O último relatório do IPCC (International Pannel for Climate Change) apresenta os preocupantes problemas que a humanidade deverá enfrentar ainda neste século devido ao aquecimento global. E isto se deve, em grande parte, ao crescente aumento das emissões de CO2, CH4 e N2O provenientes, principalmente, do consumo de energias fósseis e da queima de florestas.
Há um grande consenso entre os especialistas que o uso da biomassa é uma das principais soluções, no curto, médio e longo prazo, para minimizar o impacto extremamente negativo dos gases de efeito estufa. A matriz energética do Brasil detém o maior percentual de uso de fontes de energia renovável do mundo, com uma participação de 44,5% do consumo de energia, enquanto a média mundial é de 13,1%. Se a comparação for com os países integrantes da OCDE (Organização para a Cooperação de Desenvolvimento Econômico) a diferença é ainda maior, uma vez que apenas 6,1% da oferta interna de energia desses países provêm de fontes renováveis.
No que diz respeito ao setor de transportes, o Brasil é o país que mais utiliza biomassa na produção de combustíveis líquidos. Embora seu uso tenha se iniciado na década de trinta do século passado, foi, em 1975, com o Programa Nacional do Álcool – o Proálcool –, que o país apresentou ao mundo o único programa consistente de substituição da gasolina, como resposta às crises de petróleo de 1973 e de 1979.
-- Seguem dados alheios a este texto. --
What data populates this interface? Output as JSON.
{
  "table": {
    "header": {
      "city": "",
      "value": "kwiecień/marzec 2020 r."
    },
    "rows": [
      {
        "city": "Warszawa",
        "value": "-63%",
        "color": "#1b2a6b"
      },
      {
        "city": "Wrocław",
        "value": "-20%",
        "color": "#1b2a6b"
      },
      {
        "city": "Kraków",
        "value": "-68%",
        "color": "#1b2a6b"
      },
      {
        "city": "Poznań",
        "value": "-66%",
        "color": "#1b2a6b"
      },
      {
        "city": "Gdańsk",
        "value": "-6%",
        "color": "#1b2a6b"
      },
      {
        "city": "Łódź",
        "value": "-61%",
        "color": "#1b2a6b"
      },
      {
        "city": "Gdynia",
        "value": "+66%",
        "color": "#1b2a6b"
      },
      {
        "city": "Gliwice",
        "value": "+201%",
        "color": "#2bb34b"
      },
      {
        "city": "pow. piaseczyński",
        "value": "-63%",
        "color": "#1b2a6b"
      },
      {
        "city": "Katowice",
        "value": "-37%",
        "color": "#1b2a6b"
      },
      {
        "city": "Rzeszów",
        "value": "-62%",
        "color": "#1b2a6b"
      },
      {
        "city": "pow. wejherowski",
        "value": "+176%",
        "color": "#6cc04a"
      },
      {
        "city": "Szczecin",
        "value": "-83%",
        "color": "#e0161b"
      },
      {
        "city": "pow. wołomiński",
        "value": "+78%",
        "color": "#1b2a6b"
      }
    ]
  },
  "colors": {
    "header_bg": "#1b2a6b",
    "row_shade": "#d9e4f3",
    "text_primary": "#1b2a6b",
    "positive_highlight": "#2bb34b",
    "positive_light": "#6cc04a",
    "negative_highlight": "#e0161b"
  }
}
A produção de álcool combustível atravessou diversas situações após quase trinta e dois anos de implantação do Proálcool. Nos primeiros dez anos, vivenciou-se um total sucesso, com a produção de álcool etílico saltando de 611 mil m3, na safra 1975/76, para 11,8 milhões m3 na safra 1985/86. Na primeira safra, o álcool anidro representava 79% do total da produção de etanol, invertendo-se, após dez anos, o percentual para o álcool hidratado, 77,3%, graças à rápida penetração dos carros movidos 100% a álcool (hidratado) a partir do início dos anos 80.
Nos quinze anos subseqüentes, o país assistiria ao progressivo declínio do Programa, com a queda das vendas de carros a álcool e da produção de álcool hidratado. No entanto, esse declínio não significou a estagnação da agro-indústria da cana-de-açúcar. Esta prosseguiu expandindo-se por conta das exportações de açúcar e da introdução de constantes melhoras em suas técnicas de produção, que minimizaram seus custos de produção. Em 2003, novas perspectivas surgiram para o uso de álcool hidratado, com a introdução de uma nova tecnologia para a frota de veículos leves, os carros flex fuel, capazes de aceitar qualquer grau de mistura de etanol ou de gasolina.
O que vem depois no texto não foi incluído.